Mas, a importância do sono vai além do que sentimos. Ele está relacionado não apenas com nosso bem estar, mas com o risco de desenvolvermos doenças.

Por isso, ele é um dos pilares da medicina do estilo de vida e tão importante estarmos atentos ao nosso padrão de sono.

Vamos ver alguns resultados importantes de pesquisas para entendermos melhor.

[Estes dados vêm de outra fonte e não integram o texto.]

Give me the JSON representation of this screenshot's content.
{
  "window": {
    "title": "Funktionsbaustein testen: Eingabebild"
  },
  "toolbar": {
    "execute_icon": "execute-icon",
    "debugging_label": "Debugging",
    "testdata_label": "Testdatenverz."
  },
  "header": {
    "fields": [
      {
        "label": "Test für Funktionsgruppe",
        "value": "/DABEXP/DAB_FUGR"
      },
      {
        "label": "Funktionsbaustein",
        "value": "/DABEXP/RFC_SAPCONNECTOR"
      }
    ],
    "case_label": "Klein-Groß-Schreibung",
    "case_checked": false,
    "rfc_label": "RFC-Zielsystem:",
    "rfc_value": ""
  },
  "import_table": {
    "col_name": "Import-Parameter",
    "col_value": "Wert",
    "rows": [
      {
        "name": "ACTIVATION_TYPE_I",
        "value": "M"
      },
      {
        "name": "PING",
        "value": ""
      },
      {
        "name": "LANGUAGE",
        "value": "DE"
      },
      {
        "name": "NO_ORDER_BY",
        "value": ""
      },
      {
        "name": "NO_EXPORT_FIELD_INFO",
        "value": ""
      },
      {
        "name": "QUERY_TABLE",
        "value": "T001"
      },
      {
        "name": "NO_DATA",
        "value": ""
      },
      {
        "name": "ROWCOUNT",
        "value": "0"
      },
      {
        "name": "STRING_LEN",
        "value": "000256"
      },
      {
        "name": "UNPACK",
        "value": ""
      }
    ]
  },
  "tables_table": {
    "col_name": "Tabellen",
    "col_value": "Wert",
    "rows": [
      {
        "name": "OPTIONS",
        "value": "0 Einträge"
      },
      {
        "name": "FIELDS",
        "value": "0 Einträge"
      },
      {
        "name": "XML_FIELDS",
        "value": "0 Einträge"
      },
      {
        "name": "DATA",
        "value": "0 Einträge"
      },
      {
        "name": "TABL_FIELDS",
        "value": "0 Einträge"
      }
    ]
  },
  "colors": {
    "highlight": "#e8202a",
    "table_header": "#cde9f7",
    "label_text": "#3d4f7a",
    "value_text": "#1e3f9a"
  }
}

Uma pesquisa publicada no Journal of American Heart Association que envolveu 1344 indivíduos com Síndrome Metabólica (SM) acompanhados por 16 anos em média, avaliou se a duração do sono modificava o efeito da síndrome metabólica na mortalidade por todas as causas e por doenças cardiovasculares. Os resultados mostraram que o risco de mortalidade associado à SM é aumentado naqueles com baixa duração do sono (< 6 horas). Portanto, dormir mais do que seis horas por dia, diminuiu o risco de mortalidade nesta população.

Uma outra pesquisa publicada pela Neurology, investigou se a qualidade do sono estaria envolvida com fatores envolvidos na Doença de Alzheimer (DA) em 101 indivíduos idosos com cognição normal. O auto relato de um sono ruim, indicados pela piora da qualidade do sono, mais problemas associados ao sono, e sonolência diurna foram associados a maiores fatores de risco para Doença de Alzheimer, indicando que as estratégias eficazes para melhorar a saúde do sono é uma intervenção precoce é importante para diminuir os riscos para desenvolvimento da Doença de Alzheimer.

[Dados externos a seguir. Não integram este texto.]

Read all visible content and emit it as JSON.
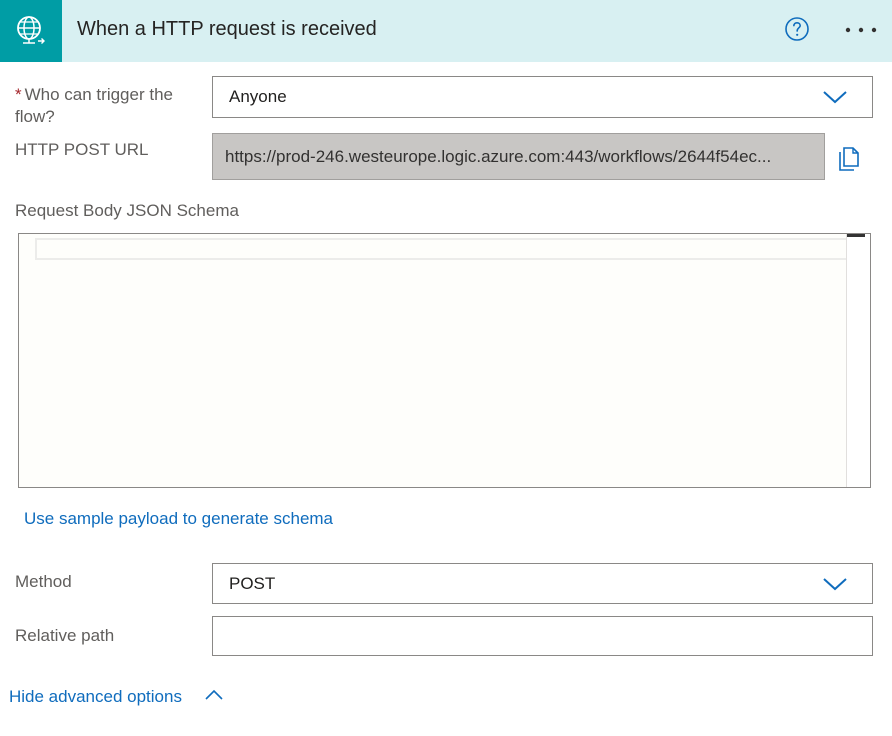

Em crianças também existem resultados interessantes. Uma pesquisa conduzida no Reino Unido com 4525 crianças com idade entre 9 e 10 anos, avaliou a duração do sono e marcadores de risco para o desenvolvimento de Diabetes Mellitus tipo 2. Os dados mostraram uma relação inversa entre duração do sono, adiposidade e marcadores para risco de diabetes, ou seja, quanto maior a duração do sono, menor o índice de gordura corporal, menor a glicemia de jejum e a resistência a insulina.

Mas, intervenções no sono também apresentam resultados?

Segundo uma pesquisa publicada pelo American Journal of clinical Nutrition conduzida por pesquisadores do Reino Unido, sim. Veja que interessante. Os pesquisadores conduziram um protocolo de intervenção para o grupo de extensão do sono (21 indivíduos), aumentando a duração do sono e fornecendo informações sobre higiene e comportamento do sono para o grupo intervenção. Em contrapartida, o grupo controle (21 indivíduos) manteve o sono curto habitual. Também avaliaram a qualidade da dieta, atividade física e saúde cardiometabólica. O grupo que recebeu a intervenção do sono, aumentou significativamente o tempo na cama, o período de sono e a duração do sono quando comparados ao grupo que não recebeu a intervenção. E o mais interessante é que a extensão do sono levou a redução da ingestão de açúcares livres. Portanto, aumentar e melhorar a qualidade do sono pode ser uma estratégia viável para adesão de hábitos alimentares mais saudáveis.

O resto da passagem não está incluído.